The ’90s were a strange and magical place. It also seems that we could get away with a lot more during the ’90s, because things like Facebook, and Twitter, and SnapChat weren’t around. Can you even imagine trying to bet someone today that you can make anyone into a prom queen in six weeks WITHOUT that going live all over social media? It just can’t happen nowadays.
Looking back at ’90s movies, you’ll find a surplus of crazy bets and little white lies, that without question surface in the end, leading to a dramatic apology and profession of true love. Ah, the simple times. Here’s a look at some of the crazy lies people told in ’90s movies, paraphrased, of course.
She’s All That—”I have nothing to gain from turning you into prom queen.”
Maybe Zack was being sincere when he told Laney that her “eyes are really beautiful.” But mostly everything else comes from the bet he makes with Dean at the beginning of the movie — you know, that he can make any girl into prom queen material with a little tweaking. Cue him trying to cozy up to Laney, who is all sorts of suspicious about his ulterior motives.
Cruel Intentions—”I just want to have a good clean date with you.”
Cruel Intentions lives up to its name and it’s a late ’90s movie chock full of so many lies and double crosses from just about everyone, including sweet Annette. Everything hinges on a bet made between step-siblings Sebastian and Kathryn. Sebastian is determined to seduce the waiting-till-marriage Annette; Kathryn doesn’t think he can do it — and Sebastian’s Jaguar is on the line. Sebastian even tells Annette that he likes her, and simply wants to date her, but she’s already been clued into his playboy ways.
Clueless—”He TOTALLY likes you.”
Since Cher is such a good friend, she takes the “tragically unhip” new girl in school, Tai, under her wing and makes her fabulous. And as much as we love Cher — and it’s basically unanimously that we love Cher — she pushes Tai away from the skateboarding Travis and towards the jerk, Elton. Cher even tells Tai that Elton is totally into her! As if, Cher.
I Know What You Did Last Summer—”We all just had a totally normal summer. Nothing weird happened. Why?”

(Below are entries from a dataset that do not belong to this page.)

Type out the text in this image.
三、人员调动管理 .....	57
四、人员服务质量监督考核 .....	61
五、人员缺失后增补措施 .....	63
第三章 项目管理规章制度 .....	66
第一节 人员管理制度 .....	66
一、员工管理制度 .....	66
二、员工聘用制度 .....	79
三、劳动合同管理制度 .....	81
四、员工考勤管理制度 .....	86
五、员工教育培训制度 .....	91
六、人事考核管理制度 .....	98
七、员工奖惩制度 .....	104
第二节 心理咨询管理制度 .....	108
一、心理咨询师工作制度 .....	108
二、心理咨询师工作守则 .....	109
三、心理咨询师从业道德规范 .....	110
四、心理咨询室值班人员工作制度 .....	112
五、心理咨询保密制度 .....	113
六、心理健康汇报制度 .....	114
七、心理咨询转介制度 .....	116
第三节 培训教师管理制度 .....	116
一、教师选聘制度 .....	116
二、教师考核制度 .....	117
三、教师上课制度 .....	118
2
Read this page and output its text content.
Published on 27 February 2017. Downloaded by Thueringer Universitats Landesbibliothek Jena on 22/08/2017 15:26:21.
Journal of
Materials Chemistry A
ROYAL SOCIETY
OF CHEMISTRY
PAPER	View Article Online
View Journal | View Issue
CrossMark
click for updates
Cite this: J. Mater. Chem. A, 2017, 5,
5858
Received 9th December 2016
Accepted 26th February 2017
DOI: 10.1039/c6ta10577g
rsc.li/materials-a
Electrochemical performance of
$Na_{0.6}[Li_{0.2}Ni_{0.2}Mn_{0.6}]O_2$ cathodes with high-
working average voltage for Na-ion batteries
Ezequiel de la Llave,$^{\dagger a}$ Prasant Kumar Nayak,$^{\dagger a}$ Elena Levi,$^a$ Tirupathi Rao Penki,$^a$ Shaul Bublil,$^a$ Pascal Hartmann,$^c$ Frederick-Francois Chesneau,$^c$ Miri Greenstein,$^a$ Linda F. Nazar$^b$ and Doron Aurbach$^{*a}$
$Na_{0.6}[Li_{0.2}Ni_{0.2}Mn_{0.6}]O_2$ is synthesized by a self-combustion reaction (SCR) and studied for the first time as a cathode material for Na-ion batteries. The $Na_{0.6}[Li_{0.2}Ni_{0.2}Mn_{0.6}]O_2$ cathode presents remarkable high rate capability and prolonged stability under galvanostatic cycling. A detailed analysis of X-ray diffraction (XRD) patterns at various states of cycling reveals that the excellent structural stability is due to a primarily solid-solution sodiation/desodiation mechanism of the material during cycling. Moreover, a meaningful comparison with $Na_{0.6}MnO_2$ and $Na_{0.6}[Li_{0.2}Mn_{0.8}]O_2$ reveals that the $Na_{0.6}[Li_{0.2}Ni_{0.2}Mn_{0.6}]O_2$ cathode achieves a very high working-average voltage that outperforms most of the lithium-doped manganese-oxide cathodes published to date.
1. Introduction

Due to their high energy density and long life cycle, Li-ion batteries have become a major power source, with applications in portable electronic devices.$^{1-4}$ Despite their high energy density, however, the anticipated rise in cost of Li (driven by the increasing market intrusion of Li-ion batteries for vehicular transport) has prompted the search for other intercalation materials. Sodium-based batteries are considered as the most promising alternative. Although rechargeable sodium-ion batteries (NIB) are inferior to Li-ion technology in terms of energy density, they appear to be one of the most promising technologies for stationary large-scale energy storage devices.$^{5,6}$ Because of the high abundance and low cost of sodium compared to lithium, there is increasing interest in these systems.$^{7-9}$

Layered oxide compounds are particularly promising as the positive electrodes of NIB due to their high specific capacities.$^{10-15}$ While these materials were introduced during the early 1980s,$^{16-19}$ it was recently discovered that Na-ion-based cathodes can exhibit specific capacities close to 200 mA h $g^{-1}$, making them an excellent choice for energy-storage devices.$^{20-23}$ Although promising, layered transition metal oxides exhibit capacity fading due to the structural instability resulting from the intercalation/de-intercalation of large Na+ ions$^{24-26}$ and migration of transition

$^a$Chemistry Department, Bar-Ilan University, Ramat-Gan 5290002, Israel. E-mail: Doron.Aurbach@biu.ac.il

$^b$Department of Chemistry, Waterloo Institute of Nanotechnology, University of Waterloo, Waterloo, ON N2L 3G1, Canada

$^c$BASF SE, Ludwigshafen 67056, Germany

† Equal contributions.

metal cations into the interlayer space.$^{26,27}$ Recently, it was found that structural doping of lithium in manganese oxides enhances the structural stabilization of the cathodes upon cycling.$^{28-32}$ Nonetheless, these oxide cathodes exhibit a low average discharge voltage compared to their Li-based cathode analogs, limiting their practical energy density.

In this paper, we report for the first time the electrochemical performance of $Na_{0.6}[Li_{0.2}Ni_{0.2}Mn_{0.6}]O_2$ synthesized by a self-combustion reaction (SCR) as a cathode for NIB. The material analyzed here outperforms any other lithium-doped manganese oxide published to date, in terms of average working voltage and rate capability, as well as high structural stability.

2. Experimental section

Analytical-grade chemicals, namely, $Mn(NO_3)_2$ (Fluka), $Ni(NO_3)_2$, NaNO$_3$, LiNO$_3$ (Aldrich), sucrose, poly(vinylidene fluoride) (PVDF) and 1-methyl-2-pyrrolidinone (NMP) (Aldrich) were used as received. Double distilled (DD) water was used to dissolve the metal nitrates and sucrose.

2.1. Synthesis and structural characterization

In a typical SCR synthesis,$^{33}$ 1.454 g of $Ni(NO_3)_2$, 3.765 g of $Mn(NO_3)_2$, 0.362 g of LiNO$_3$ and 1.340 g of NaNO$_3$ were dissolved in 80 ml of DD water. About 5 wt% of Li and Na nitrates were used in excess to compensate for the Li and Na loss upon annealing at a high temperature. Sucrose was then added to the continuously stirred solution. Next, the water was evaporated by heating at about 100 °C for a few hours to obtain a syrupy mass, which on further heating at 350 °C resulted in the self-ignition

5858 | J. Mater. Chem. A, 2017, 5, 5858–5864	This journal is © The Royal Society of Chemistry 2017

The biggest lie ever told in a ’90s movie. We didn’t accidentally kill a pedestrian with our car last summer and then try to cover it up. Hello, that’s not something you lie about, ’90s teens.
10 Things I Hate About You—”Nope, no money is at stake in my relationship with you.”
What is it with the ’90s and boys wagering other boys to date girls who are otherwise unapproachable? Whatever, we love 10 Things I Hate About You anyway, even though it does have Heath Ledger’s Patrick taking money from Joey (by way of Cameron, played by Joseph Gordon-Levitt) to date Kat, the older sister of Bianca, who Joey (and Cameron) both have their eye on. Oh, to be young, and in love, in the ’90s. Kat does fall for Patrick, though, but when she learns of the cash transaction involved, she’s furious. However, in the sweetest fashion ever, Patrick takes the money from the wager, and uses it to buy Kat a guitar so she can start a rock band.
Drive Me Crazy—”I’ve been friends with this cool guy, like, forever.”
Nicole and Chase were best friends growing up, thanks to the fact that they were also next door neighbors. Then, they fell out of touch and into relationships with others, who then dumped them right before the big dance (the horror!). Nicole decides to make over Chase, naturally, turning him into the perfect date. Her friends wonder how long the two have actually been friends, and Nicole lies saying that they’ve always been friends.
Romney and Michelle’s High School Reunion—”We invented the Post-it Note.”
Romy and Michelle invented Post-Its. Obviously. I’m actually willing to believe this lie forever.
Mrs. Doubtfire—”I’m an elderly, British, female nanny.”
Maybe the best lie of the ’90s, and the best executed, is the charade Daniel manages to pull off to get close to his family again. Everything about Mrs. Doubtfire is a lie, but it’s a gosh darn sweet lie, considering the lengths Daniel’s willing to go through to be with his kids.